The magic circle firm won a ruling for client the Sultan of Brunei that his brother Prince Jefri Bolkiah has to hand over billions of pounds in assets.
The council ordered Prince Jefri to give the Sultan his London home St John’s Lodge in Regent’s Park, the five-star New York Palace Hotel, the Hotel Bel-Air, a Parisian property, a Singapore mansion, plus cash and diamonds.
The five-judge panel made the ruling so the prince would comply with an out-of-court settlement reached with his brother’s agency Brunei Investment Agency (BIA) in 2000. At that time he agreed to hand over £3bn. The agreement came after Prince Jefri was sued by the Brunei Government and BIA over allegations he embezzled £8bn during his 13-year tenure as the state’s finance minister.

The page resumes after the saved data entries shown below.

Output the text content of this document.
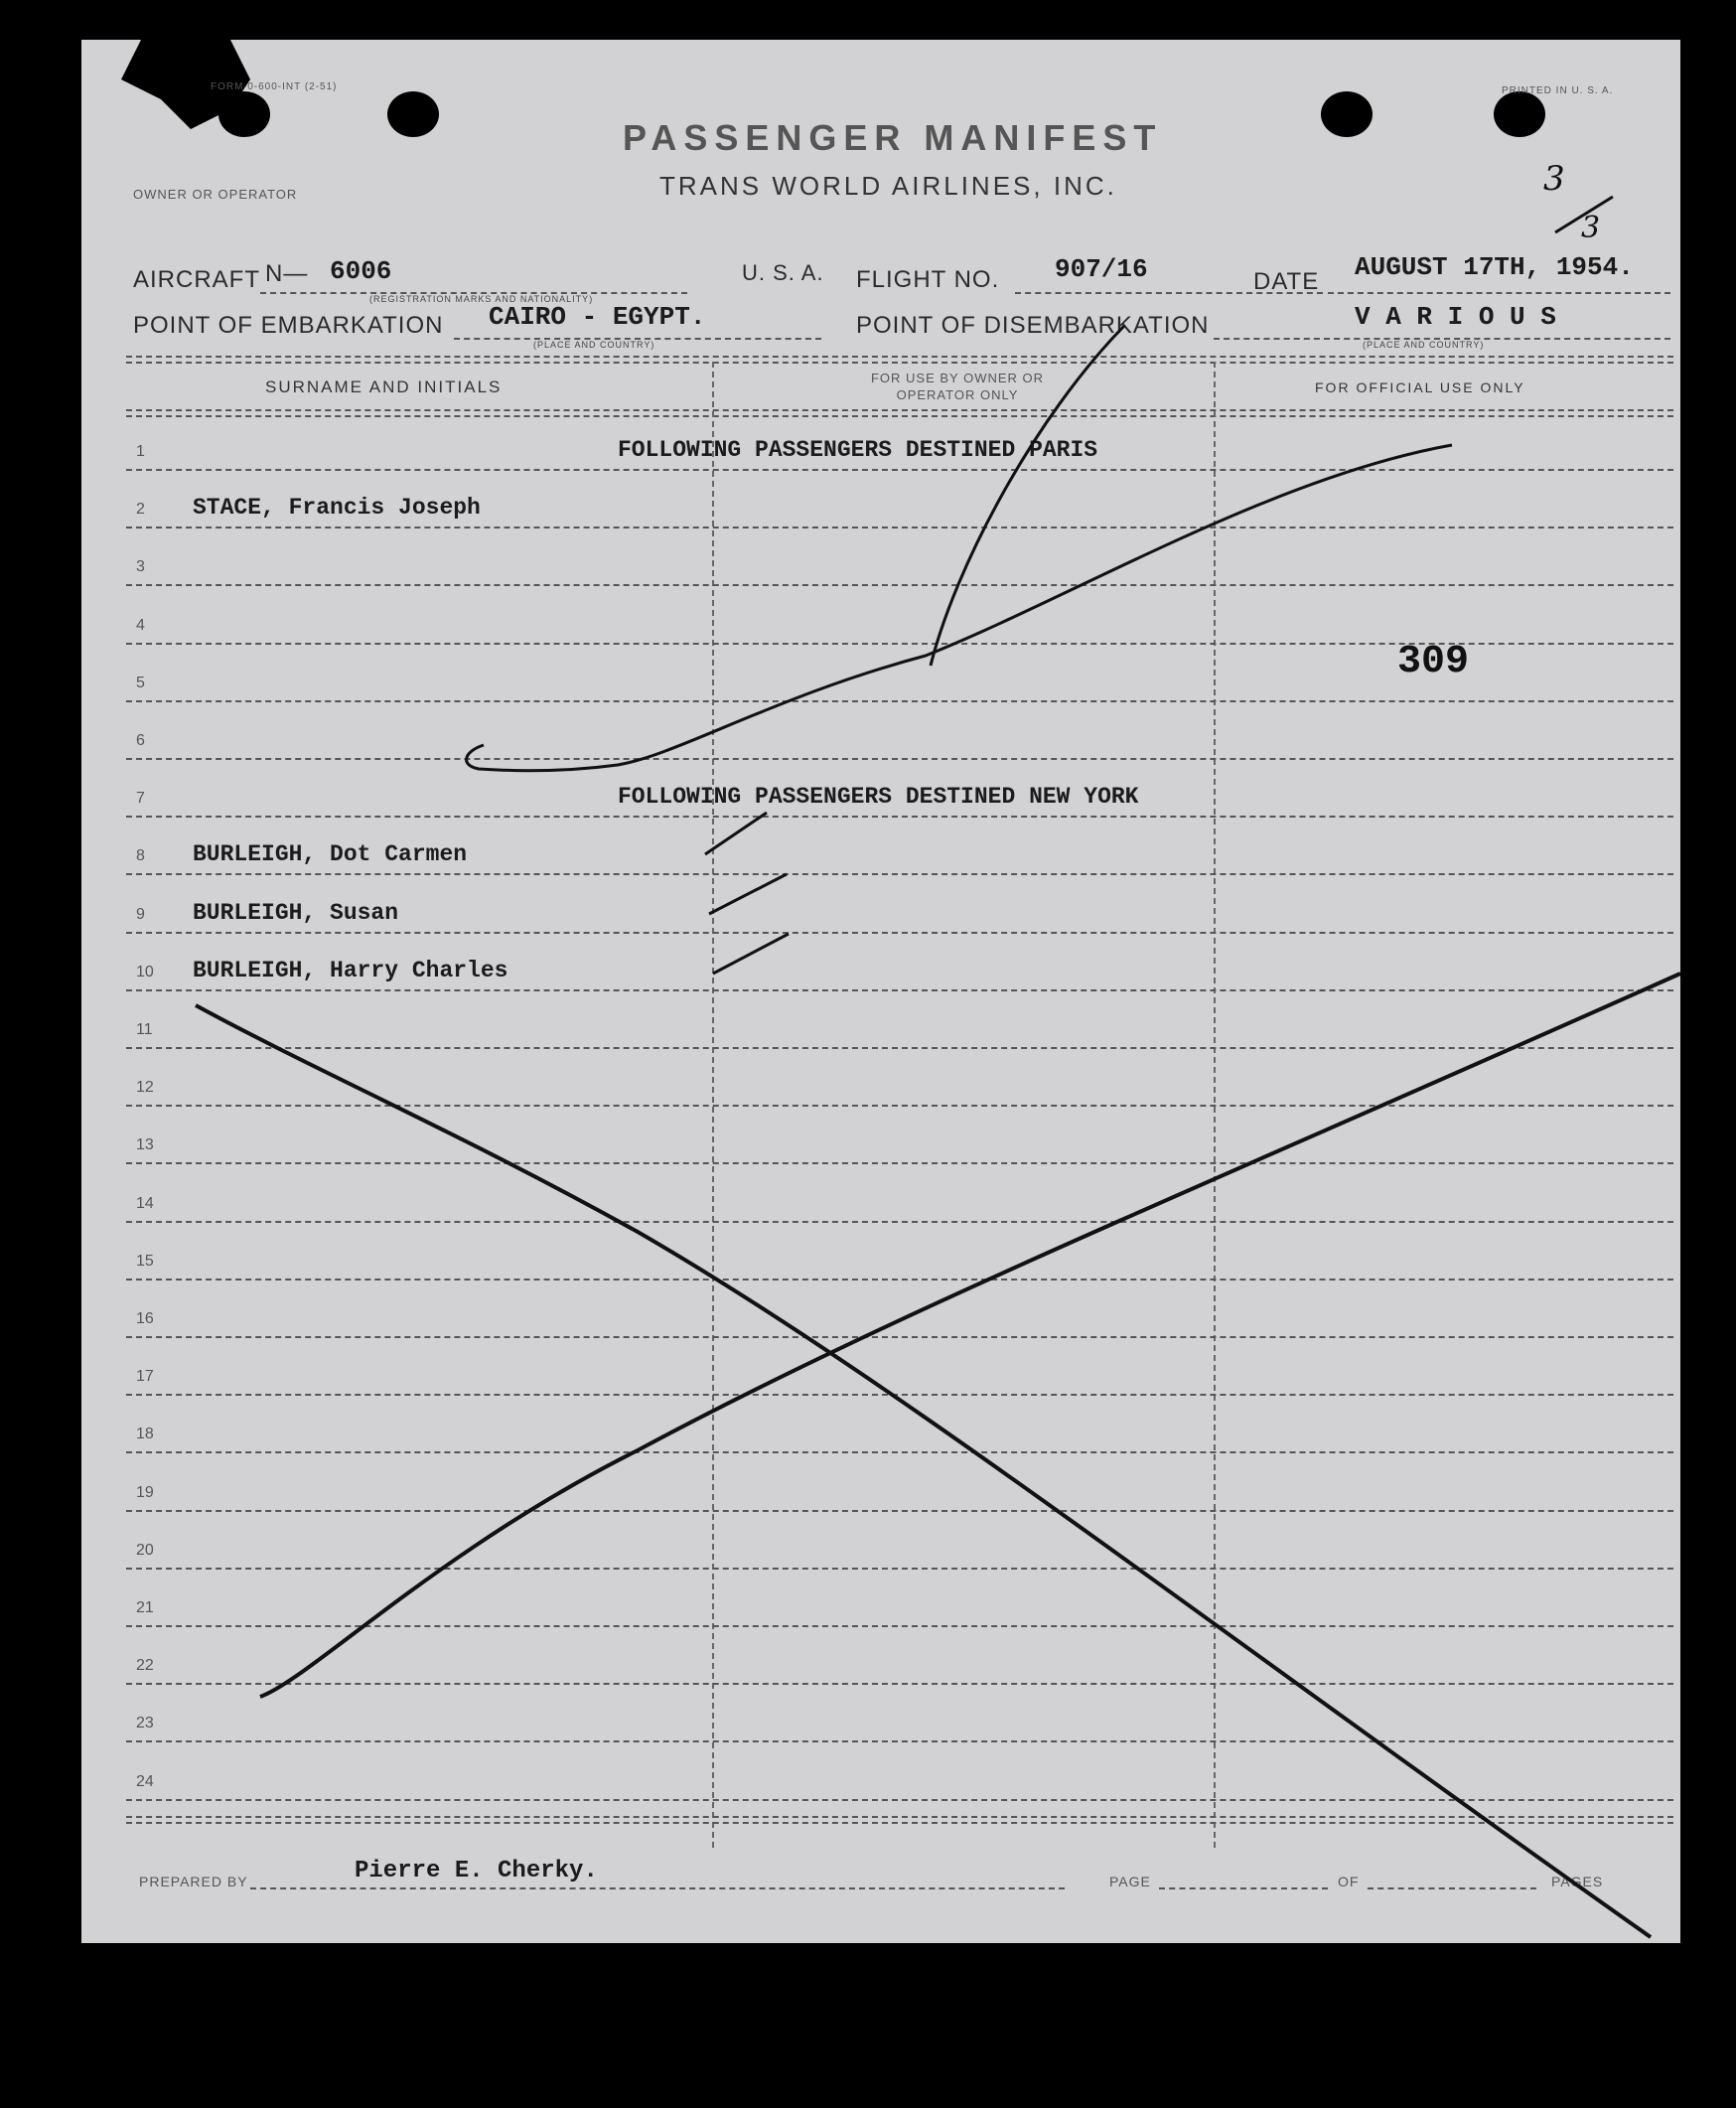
FORM 0-600-INT (2-51)	PRINTED IN U. S. A.
OWNER OR OPERATOR
PASSENGER MANIFEST
TRANS WORLD AIRLINES, INC.	3
3
AIRCRAFT N— 6006
(REGISTRATION MARKS AND NATIONALITY)
U. S. A. FLIGHT NO. 907/16	DATE AUGUST 17TH, 1954.
POINT OF EMBARKATION CAIRO - EGYPT.
(PLACE AND COUNTRY)
POINT OF DISEMBARKATION	V A R I O U S
(PLACE AND COUNTRY)
SURNAME AND INITIALS	FOR USE BY OWNER OR OPERATOR ONLY	FOR OFFICIAL USE ONLY
1	FOLLOWING PASSENGERS DESTINED PARIS
2 STACE, Francis Joseph
3
4
5
6
7	FOLLOWING PASSENGERS DESTINED NEW YORK
8 BURLEIGH, Dot Carmen
9 BURLEIGH, Susan
10 BURLEIGH, Harry Charles
11
12
13
14
15
16
17
18
19
20
21
22
23
24
309
PREPARED BY	Pierre E. Cherky.	PAGE	OF	PAGES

Handing down his judgment, Lord Scott said some aspects of the defence’s argument were “simply ridiculous”.
He said: “The picture sought to be painted of Prince Jefri as a victim whose will was overridden by a dominant monarch seems to their Lordships to be obviously false.” The prince, however, will continue to fight the ruling in each country where his assets are scheduled to be sold.
A spokesman for Prince Jefri said: “As the Privy Council itself admitted, it is necessary to recall that it sits in London only. The focus will now shift to other jurisdictions, where very different legal systems apply.”
Dispute resolution partners Richard Chalk and Lindsay Marr from Freshfields led for the Sultan of Brunei and BIA, instructing Martin Pascoe QC and Stephen Atherton QC both of 3-4 South Square.
Prince Jefri was represented by Simmons & Simmons litigation partner David Sandy. His counsel was James Lewis QC of 3 Raymond Buildings.